Он увидел перед собой багровую губчатую лепешку, на которой в неудержимом бешенстве тряслись жесткие рыжие усы. Шуляк инстинктивно вздернулся. Автоматизм дисциплины выровнял его позвоночник.
Капитан второго ранга Головнин, командир транспорта, вызванный из уединения своего салона докладом лейтенанта Максимова, раскрыл рот. Изо рта потек густой, как нарастающий вой сирены, звук:
— Вызвать караул!
— Есть вызвать караул!
Боцман Бутенко поднес к губам новенькую дудку, сверкнувшую на солнце, как прыгнувшая из воды летучая рыба. Нежные переливы свиста прошли по палубе.
Караул попарно загремел из люка, как сказочные тридцать три богатыря из морского прибоя. На правом фланге бородатым дядькой Черномором встал караульный начальник унтер-офицер Егушев.
Приклады брякнули о палубу, и караул окоченел в истуканьей неподвижности.
— Спустить этого подлеца, — Головнин отделял слово от слова паузами тяжелого астматического задыхания, — спустить этого подлеца за борт!
— Вашскородь! — голос Шуляка подломился. — Вашскородь, как перед господом, правду говорю — голова кружится. Свалюсь в воду, ни за что пропаду, вашскородь.
— Привязать прохвоста к беседке, чтобы не свалился, — кинул Головнин, длинно выругавшись.
Четверо караульных составили винтовки и хмуро взяли Шуляка за плечи и локти. Он рванулся, но зажим был крепок. Его поволокли к борту. Шуляк машинально переставлял ноги, как будто перестав понимать, что с ним хотят делать.
Бутенко, торопясь, подбежал с отрезком линя. Двое караульных влезли на планширь борта, втаскивая Шуляка под мышки. Беседка качалась в уровень с планширем. Караульные перекинули ноги Шуляка на доску беседки. Он обвис у них на руках, тупо ворочая головой, как оглушенный.
Третий караульный, затянув линь за тали беседки, обвел концом грудь Шуляка и перебросил линь четвертому. Тот, торопясь и путаясь, стал прикручивать руки Шуляка к доске. От торопливости и испуга он глубоко врезал линь в тело. Шуляк вздрогнул. Боль резнула его насквозь. Он посмотрел невидящими глазами на командира, Максимова, боцмана и, не помня себя от боли, закричал горько и зло:
— Кровопивцы! Воинство христолюбивое! Чем так вязать, вязали б уж за глотку…

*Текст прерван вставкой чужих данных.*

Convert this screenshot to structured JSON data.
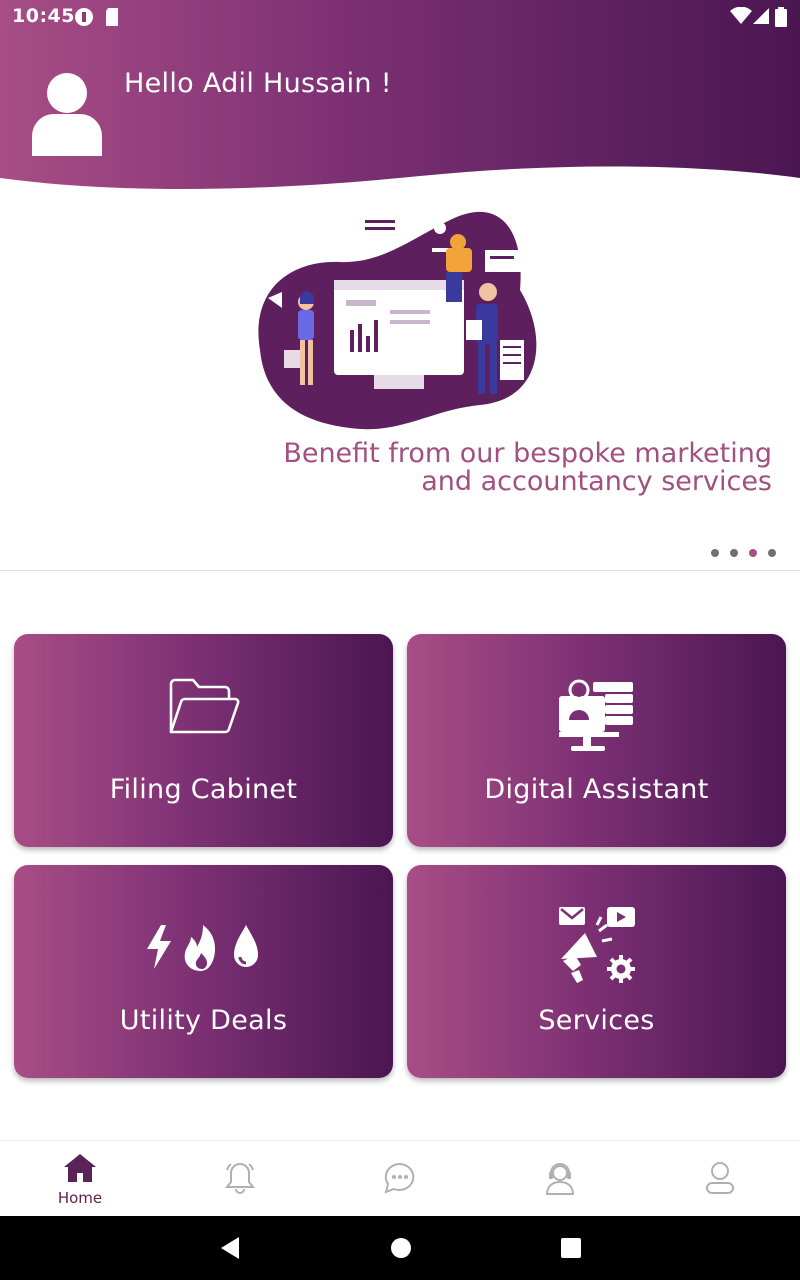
{
  "status_bar": {
    "time": "10:45"
  },
  "header": {
    "greeting": "Hello Adil Hussain !"
  },
  "carousel": {
    "tagline_line1": "Benefit from our bespoke marketing",
    "tagline_line2": "and accountancy services",
    "page_count": 4,
    "active_page": 3
  },
  "tiles": [
    {
      "label": "Filing Cabinet",
      "icon": "folder-icon"
    },
    {
      "label": "Digital Assistant",
      "icon": "digital-assistant-icon"
    },
    {
      "label": "Utility Deals",
      "icon": "utility-icon"
    },
    {
      "label": "Services",
      "icon": "services-icon"
    }
  ],
  "bottom_nav": [
    {
      "label": "Home",
      "icon": "home-icon",
      "active": true
    },
    {
      "label": "",
      "icon": "bell-icon",
      "active": false
    },
    {
      "label": "",
      "icon": "chat-icon",
      "active": false
    },
    {
      "label": "",
      "icon": "support-agent-icon",
      "active": false
    },
    {
      "label": "",
      "icon": "profile-icon",
      "active": false
    }
  ],
  "colors": {
    "gradient_start": "#a84d86",
    "gradient_end": "#4a1652",
    "accent_text": "#a2507f",
    "nav_active": "#5a2358",
    "nav_inactive": "#b0b0b0"
  }
}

— Вязать! — крикнул Головнин на оторопевшего караульного.
Матрос рванул линь, еще жестче врезая его в руки Шуляка.
— Братцы! — сказал Шуляк, жалобно, тихо и ласково. — Братцы! Не затягивай так, не скотину ведь вяжете, а брата. Мало что вам прикажут…
— Молчать!.. Спускай его, — рявкнул командир, и боцман Бутенко потравил лопарь беседочных талей.
Беседка качнулась, уходя вниз. Матрос второй статьи Петр Шуляк, связанный, как куль, и прикрученный к талям, медленно уполз за борт.